City of Alamosa gets proactive in wildfire mitigation

City Council reviewed a map showing results of the wildfire assessment with areas color-coded by level of risk ranked from lowest to highest intensity.

ALAMOSA– Prompted by the fire in Monte Vista three months ago that destroyed numerous structures plus a July report to city council from Alamosa Fire Chief Don Chapman that “June was the busiest month in thirty years”, the city of Alamosa is being proactive in assessing fire risks on city property, specifically focusing on the potential intensity of a fire should one occur.

The intensity of a fire is largely determined by the amount of “fuel” present, such as dried grasses, undergrowth and trees. The assessment was conducted using tools gained in training city staff attended with the Wildland Fire Mitigation and Management Commission.

During the July 20 Alamosa City Council meeting, City Manager Heather Brooks and Rachel Baird, director of Development Services, presented a map showing results of the assessment with areas color-coded by level of risk ranked from lowest to highest intensity.

The assessment reveals that, of all property owned by the city, a fire occurring on land to the east side of the Rio Grande River would likely be moderately intense with some areas suggesting a higher degree of intensity– again, due to the amount of fuel present.

Predictably, that swath of land includes areas that could be described as wildlands, including the Alamosa Riparian Park, parts of the Alamosa Ranch, Blanca Vista Park and the “Wilderness Area”.

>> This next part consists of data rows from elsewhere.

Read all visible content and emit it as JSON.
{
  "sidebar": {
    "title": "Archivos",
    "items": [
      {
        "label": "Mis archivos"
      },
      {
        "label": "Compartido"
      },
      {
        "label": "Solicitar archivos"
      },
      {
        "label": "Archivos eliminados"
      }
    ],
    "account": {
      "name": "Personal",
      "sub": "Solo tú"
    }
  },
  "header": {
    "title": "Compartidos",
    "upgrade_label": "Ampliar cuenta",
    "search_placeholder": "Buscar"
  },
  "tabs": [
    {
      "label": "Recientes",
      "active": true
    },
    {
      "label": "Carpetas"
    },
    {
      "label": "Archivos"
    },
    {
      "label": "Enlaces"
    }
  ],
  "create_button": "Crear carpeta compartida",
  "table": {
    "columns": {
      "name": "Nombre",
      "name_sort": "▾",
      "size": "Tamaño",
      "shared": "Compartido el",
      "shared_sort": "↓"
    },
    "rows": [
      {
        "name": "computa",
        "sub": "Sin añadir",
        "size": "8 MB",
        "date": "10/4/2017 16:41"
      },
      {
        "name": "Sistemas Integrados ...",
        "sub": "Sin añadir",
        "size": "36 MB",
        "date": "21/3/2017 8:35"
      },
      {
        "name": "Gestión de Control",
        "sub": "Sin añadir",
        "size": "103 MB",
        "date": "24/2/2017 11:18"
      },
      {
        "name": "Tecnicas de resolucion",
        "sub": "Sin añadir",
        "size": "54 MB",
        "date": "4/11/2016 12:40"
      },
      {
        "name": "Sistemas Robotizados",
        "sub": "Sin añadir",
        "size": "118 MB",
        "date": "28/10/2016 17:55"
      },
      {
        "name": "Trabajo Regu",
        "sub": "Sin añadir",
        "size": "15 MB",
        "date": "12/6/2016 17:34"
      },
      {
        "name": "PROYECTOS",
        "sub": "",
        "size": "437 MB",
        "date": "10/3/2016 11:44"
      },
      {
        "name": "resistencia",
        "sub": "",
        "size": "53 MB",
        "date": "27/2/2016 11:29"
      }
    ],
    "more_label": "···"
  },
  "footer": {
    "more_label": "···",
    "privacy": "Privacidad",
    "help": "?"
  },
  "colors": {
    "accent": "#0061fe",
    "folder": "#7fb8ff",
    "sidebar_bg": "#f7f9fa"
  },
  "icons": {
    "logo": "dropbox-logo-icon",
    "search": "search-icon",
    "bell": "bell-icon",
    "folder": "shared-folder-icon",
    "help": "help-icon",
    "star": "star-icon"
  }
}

Several locations of vacant and improved city property are also assessed at the moderate level of fire intensity but the vast majority of city parks – such as Carroll, Sunset, Friends, Zapata and much of Cole Parks – are at minimal risk, as is the Water Treatment Plant.

As a result of the assessment, city staff have three plans for mitigation – to mow the perimeter of an identified area, to mow the entirety of an area and/or to remove existing underbrush.

According to Baird, mowing the perimeter and removing existing underbrush are the most likely steps to be taken.

In larger areas, such as Alamosa Ranch or Blanca Vista Park, mowing the entire area is neither feasible nor advisable for a number of reasons. In those locations, as well as others, Baird says the focus is on preserving and protecting existing structures, especially if the land is immediately adjacent to residential areas.

It was also brought up by council that there are areas of private land within city limits where an untended abundance of grasses and underbrush places the property and others in the immediate vicinity at significant risk of an intense fire.

Alamosa City Manager Heather Brooks stated that the city is planning on conducting the same assessment on private land at some point in the future but when that will happen is yet to be determined.